ATHENS (AFP) – Greece had been expected to finally limp out of recession after six painful years in the red, before it was unexpectedly plunged into a snap general election set for January 25.
Now, with a clear electoral result far from certain, the long-suffering Greek business community fears that any chance of a tentative recovery will be delayed – if not killed off outright – by a damaging political stalemate.
“Banks have begun to stir in helping enterprise, but the elections have put everything on hold,” said Haris Makriniotis, head of a think-tank named Endeavor that helps business startups.
“For the business community, the key requirement is to quickly have a government in place, no matter who it is, and especially to avoid a follow-up ballot,” he told AFP.
In 2012, back-to-back elections were needed to form the current government, leading to weeks of political uncertainty.
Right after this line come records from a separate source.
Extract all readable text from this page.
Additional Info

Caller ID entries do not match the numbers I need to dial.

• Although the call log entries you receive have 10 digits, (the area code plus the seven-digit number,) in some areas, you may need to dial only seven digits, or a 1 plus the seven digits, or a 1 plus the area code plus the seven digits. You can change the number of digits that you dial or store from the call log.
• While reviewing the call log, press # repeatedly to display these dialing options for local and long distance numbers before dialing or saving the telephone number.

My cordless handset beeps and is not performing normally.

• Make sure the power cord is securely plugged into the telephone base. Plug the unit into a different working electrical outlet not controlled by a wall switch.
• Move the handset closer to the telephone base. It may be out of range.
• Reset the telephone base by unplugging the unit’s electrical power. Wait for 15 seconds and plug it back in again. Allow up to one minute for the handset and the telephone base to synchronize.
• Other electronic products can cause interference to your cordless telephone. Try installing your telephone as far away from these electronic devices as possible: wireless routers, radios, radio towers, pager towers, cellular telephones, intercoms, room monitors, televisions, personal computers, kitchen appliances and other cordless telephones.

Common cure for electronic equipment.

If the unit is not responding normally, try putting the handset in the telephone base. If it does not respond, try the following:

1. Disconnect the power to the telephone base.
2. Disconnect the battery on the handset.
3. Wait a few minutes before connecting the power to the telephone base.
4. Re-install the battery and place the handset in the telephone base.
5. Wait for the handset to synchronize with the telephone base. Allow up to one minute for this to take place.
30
There are fears of a repeat performance this time given the close race between Prime Minister Antonis Samaras’ conservative New Democracy party and Syriza, the resurgent anti-austerity movement that wants to renegotiate Greece’s EU-IMF bailout.
Opinion polls indicate Syriza leads New Democracy by around three points – but the intentions of one in 10 voters are still unclear.
“This is not Belgium” where the country functioned for five months before a government was formed, said Vassilis Korkidis, head of the confederation of Greek commerce.
“We will not be able to hold out for months without a government,” he said.